Makhi’s dark cheeks flushed red as she stepped lightly away. He quickly pushed himself onto his hands and knees, only to grimace when Isleen spun around and directed a savage kick dangerously close to his groin.
“That is for manhandling my guards,” Isleen snarled as she whirled away to grab the halberd from her waiting student as she marched out of the cellar.
Tristan followed her, leaving the shadow guards to sort things out as they saw fit. Judging by her angry stride and the mess Duke Tyrell’s guards had been left in, the peace between the two covens seemed disastrously close to igniting. “Should I be worried about your safety?”
The pureblood halted and turned so sharply that Tristan had to grab onto her as they danced around each other.
“I’m sorry,” Isleen hissed as she quickly backed away. “I know you need Duke Zenaku’s support, but—”
“I don’t give a rat’s ass about any of the Dukes, your father included,” he replied honestly. “I just want you and your brother to be safe.”
Her brows furrowed as she held his gaze. Anxiety and something shockingly close to concern radiated through her coal-grey eyes. “But you still need him, Tristan. You need at least two of the Dukes on your side in order to keep the Empress and her brother, Duke Zenon, in check.”
The bastard prince sighed as he raised his gaze to the rafters above them, dimly outlined by the tunnel’s torches.
“You—are serious about becoming the Emperor—aren’t you?” Isleen pressed hesitantly. “Because Farrell and…we have risked—” she sucked in a sharp breath of air, struggling to compose herself. “My family has bet the future of our Coven on your success.”
“I get it,” Tristan murmured. “I don’t really have a choice anyway. Farrell, you, my father—Kritanta. I could do nothing and still end up with the Emperor’s crown—whether I want it or not.”
“Do nothing, and you could wake up tomorrow with a dagger in your chest!” Isleen hissed, waving her halberd dangerously close to his neck for emphasis.
He chuckled at the morbid suggestion and shrugged again as the shadow guard moved silently around them. “I don’t think I’ll have to worry about sleeping with one eye open for a while.”
“Your right, my mistake. I guess I confused you with someone like my brother, who the Emperor selected as Aurelia’s Prince Consort—whether Farrell wanted the position or not.” Isleen stepped back as she spun her weapon around, slamming the covered blades against the ground with force as her eyes darkened. “And now that the princess doesn’t want him anymore, my father has no choice but to watch his son suffer while struggling to stay alive—at the mercy of your half-sister.”
“Couldn’t your father petition the Emperor to end the marriage?” Tristan replied while keeping his own frustration in check. “If Aurelia wants to end it as well—”
“The only one with the power to end a marriage granted by the Emperor—is the Emperor.”
“Then we can just appeal to my father and—”
“My father already tried. No ruler likes to be proven wrong, least of all when it reflects badly on their children,” Isleen retorted with a resigned grimace. “Don’t worry. As long as I make it through the third round, I’ll have my chance to deal with the princess personally.”
“You’re going to challenge Aurelia? But—I thought you were friends.”

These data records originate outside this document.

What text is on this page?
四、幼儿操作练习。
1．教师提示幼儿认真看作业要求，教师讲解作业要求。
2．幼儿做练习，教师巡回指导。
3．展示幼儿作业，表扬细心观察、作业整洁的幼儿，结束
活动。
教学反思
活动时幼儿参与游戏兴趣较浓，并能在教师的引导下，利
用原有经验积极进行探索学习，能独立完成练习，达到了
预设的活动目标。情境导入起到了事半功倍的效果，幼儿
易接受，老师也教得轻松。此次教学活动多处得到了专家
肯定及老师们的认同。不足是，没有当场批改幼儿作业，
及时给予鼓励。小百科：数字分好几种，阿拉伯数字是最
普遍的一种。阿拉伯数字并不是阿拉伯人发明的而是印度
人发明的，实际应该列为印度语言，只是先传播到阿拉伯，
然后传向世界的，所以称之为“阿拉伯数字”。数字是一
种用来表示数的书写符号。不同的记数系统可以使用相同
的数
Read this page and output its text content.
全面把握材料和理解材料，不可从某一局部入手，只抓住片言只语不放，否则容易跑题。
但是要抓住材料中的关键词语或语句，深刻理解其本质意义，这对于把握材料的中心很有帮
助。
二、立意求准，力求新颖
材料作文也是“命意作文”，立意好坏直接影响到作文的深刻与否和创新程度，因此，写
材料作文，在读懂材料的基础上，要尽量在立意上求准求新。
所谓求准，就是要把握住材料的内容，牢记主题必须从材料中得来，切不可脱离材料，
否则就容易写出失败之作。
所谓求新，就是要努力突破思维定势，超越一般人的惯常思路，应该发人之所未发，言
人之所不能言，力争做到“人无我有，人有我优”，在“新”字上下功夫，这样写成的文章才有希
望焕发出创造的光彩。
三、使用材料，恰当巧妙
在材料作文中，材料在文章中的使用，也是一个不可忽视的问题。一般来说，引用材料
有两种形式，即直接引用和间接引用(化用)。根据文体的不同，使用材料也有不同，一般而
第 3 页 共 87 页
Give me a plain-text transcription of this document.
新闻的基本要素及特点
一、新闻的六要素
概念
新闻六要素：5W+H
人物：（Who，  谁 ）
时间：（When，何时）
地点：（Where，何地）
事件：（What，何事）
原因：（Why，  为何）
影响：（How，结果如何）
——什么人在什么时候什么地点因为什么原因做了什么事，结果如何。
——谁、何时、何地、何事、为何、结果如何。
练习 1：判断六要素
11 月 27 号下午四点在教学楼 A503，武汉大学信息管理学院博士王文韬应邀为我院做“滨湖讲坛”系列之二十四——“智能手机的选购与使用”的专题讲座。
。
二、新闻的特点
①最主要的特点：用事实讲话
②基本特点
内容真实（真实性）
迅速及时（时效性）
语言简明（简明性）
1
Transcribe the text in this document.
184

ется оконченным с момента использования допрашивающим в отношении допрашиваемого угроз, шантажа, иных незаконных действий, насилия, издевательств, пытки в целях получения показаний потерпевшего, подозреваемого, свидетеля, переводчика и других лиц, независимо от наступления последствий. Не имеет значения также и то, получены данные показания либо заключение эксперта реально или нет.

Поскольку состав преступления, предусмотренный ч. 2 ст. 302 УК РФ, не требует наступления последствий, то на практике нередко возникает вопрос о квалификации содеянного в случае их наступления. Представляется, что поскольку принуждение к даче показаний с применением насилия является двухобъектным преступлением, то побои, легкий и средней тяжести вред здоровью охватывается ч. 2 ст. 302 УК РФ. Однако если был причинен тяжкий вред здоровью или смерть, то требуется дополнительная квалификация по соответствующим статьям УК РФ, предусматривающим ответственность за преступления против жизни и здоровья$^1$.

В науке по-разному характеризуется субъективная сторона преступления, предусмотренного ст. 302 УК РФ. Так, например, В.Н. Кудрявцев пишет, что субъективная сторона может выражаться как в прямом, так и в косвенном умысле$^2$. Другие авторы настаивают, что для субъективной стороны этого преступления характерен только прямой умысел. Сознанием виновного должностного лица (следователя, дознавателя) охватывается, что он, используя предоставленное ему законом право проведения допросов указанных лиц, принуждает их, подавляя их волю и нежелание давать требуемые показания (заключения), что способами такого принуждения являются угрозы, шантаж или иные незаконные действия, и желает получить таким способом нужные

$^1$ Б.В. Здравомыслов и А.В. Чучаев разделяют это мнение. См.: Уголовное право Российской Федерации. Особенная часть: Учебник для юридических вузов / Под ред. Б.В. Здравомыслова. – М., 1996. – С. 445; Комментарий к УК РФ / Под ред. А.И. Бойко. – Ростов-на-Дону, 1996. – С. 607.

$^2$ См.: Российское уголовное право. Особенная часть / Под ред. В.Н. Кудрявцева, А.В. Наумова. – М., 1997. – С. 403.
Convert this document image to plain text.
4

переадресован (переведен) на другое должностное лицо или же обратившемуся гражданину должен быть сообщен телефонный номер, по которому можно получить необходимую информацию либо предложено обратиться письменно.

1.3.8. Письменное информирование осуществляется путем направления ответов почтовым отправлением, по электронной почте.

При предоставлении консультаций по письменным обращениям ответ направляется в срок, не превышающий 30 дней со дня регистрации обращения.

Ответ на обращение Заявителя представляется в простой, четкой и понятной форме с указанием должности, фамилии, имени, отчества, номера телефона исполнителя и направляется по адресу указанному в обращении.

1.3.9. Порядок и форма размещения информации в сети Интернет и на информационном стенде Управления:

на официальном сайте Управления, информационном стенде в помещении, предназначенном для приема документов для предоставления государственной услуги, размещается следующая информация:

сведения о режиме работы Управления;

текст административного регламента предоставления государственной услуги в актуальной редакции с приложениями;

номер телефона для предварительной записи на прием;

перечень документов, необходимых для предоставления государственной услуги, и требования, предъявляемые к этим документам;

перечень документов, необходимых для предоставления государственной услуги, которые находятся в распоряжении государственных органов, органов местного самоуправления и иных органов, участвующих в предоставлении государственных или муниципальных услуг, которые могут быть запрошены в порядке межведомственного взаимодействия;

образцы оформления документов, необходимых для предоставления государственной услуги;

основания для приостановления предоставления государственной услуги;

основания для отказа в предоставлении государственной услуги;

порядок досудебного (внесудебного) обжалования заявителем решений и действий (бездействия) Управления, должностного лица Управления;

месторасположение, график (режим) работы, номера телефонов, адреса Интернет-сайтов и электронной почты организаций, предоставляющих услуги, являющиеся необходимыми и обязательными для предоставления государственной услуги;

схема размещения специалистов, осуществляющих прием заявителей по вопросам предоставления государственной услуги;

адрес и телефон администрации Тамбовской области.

Isleen stared at him blankly for a moment, then laughed. “What did you expect? We were practically forced together, Aurelia, me, and Saaru. Who better than the daughters of Dukes to be the playmates of the Emperor’s only princess?” She glanced toward the shadow guards with a cynical smirk as if reminding herself of their listening ears. “I tolerated them both for the sake of my family. But after what Aurelia did to Farrell—” Her coal-grey eyes gleamed brighter than the torches around them as orange flames coiled up the shaft of her dual-edged halberd. She turned quietly and headed towards the dim light of the staircase.
“What are you going to do, Isleen?” Tristan asked quietly without moving.
“I’m going to do what the next leader of the Burning Hawk Coven should do,” Isleen answered without a backward glance. “I’m going to kill that bitch.”